WASHINGTON, Jan 20 – Tracing the arc of history to a day many thought would never come, Barack Obama was Tuesday to be sworn in as America’s 44th and first black president — and wade into a sea of troubles.,
Climaxing the unlikeliest of journeys, Obama, the son of a black Kenyan and white mother from Kansas was to take the oath of office at noon (1700 GMT) on the steps of the Capitol, a Congress building built by slave labor.
Guarded by an unprecedented security operation, millions were expected to pack the National Mall stretching from Capitol Hill to the Lincoln Memorial — where Martin Luther King, in 1963, spoke of a dream of racial unity.
To his successor, President George W. Bush bequeaths an economy in crisis, a war on two fronts and a patchwork of frayed alliances. For Obama, drawing inspiration both from Abraham Lincoln and Franklin D. Roosevelt, the perils of the age call for a spirit of national sacrifice unseen since World War II.
"Tomorrow, we will come together as one people on the same mall where Dr King’s dream echoes still," Obama said Monday, paying tribute to the slain civil rights hero on the national holiday commemorating King’s birth.
"As we do, we recognize that here in America, our destinies are inextricably linked," he said.
"We resolve that as we walk, we must walk together. And as we go forward in the work of renewing the promise of this nation, let’s remember King’s lesson — that our separate dreams are really one."
Tuesday morning, in the first presidential handover since the September 11 attacks of 2001, Obama and his wife Michelle were to meet the departing president and First Lady Laura Bush at their new home in the White House.

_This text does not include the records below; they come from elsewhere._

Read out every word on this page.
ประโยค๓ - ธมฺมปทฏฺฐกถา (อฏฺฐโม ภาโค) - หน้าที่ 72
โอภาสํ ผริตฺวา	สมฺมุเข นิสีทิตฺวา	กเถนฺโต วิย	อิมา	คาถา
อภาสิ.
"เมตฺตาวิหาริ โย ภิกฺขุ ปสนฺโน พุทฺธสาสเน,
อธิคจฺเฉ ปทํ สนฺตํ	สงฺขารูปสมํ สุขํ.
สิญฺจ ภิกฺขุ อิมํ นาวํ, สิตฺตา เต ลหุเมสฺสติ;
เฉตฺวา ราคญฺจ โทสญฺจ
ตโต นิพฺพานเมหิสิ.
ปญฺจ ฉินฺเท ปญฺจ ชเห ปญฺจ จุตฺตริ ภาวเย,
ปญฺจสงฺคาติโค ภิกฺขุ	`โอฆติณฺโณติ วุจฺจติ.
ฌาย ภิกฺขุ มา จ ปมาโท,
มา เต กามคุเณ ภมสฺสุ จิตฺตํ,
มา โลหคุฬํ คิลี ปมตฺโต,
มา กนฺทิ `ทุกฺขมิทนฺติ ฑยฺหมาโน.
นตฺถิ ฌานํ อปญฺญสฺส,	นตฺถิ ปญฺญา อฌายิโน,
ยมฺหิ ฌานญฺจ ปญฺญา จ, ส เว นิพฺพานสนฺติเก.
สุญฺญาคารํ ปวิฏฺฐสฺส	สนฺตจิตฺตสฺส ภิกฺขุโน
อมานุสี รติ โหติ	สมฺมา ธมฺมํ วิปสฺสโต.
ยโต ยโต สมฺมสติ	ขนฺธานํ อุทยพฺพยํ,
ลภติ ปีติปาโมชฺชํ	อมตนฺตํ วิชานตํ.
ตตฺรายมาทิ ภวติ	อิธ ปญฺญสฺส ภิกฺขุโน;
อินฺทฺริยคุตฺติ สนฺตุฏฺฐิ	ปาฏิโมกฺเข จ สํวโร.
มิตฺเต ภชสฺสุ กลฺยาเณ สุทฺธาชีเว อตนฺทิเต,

Then after swearing to "preserve, protect and defend" the US constitution, Obama was to deliver his most important speech yet in a career littered with memorable oratory since his explosion onto the national stage in 2004.
Braving the cold, a vast crowd was expected to line the Mall, watching the inauguration either near the West Front of the US Capitol for the lucky few, or in front of giant TV screens for the rest.
Renita King, 46, said she had flown from Houston, Texas with her six-year-old son Arthur to mark the years of racial prejudice endured by her 73-year-old mother.
"I am here for her, and every time that she was called a nigger — that is how I see this, as an American," she said.
Aides said Obama’s call for all Americans to embrace public service would dominate his inaugural address, as he gets to grips with the nation’s longest recession since World War II and his plans to pull US troops out of Iraq.
Bush’s White House said Defense Secretary Robert Gates would sit out the inauguration at an undisclosed location as the "designated successor" in the event of a catastrophe.
Gates was a fitting choice: Bush chose him to be his defense secretary in November 2006, and Obama has decided to keep him on at the Pentagon to tackle the withdrawal from Iraq and launch a new offensive in Afghanistan.
Outgoing Vice President Dick Cheney, 67, pulled a muscle in his back Monday — latest in a series of health problems — while moving boxes and will be in a wheelchair for the inauguration, the White House said.
The "war on terror" is just one part of Obama’s groaning in-tray of challenges. From Gaza to Guantanamo, he confronts a world in tumult, a point underscored by the latest bellicose noises from nuclear-armed North Korea.
Following the inauguration of Obama and vice president-elect Joseph Biden, the new US leaders were to lunch with members of Congress, Supreme Court justices and Obama’s cabinet, including secretary of state Hillary Clinton.
Marching bands, military veterans, union workers and schoolchildren were to then join a parade down Pennsylvania Avenue to the White House for Obama to take up the reins of power in the Oval Office and his place in history.
The whirlwind day was to climax in 10 official inaugural balls before the Obamas could retire with their daughters Malia and Sasha, becoming the youngest First Family since that of John F. Kennedy, who occupied the White House in the early 1960s.
The celebrations have an acute poignancy for many in the United States, and the world, given Obama’s mold-shattering bi-racial heritage.
But the new administration has no time to rest on its laurels. Obama aides have spelt out an action-packed first week, topped by action in Congress to pass a 825-billion-dollar economic stimulus plan.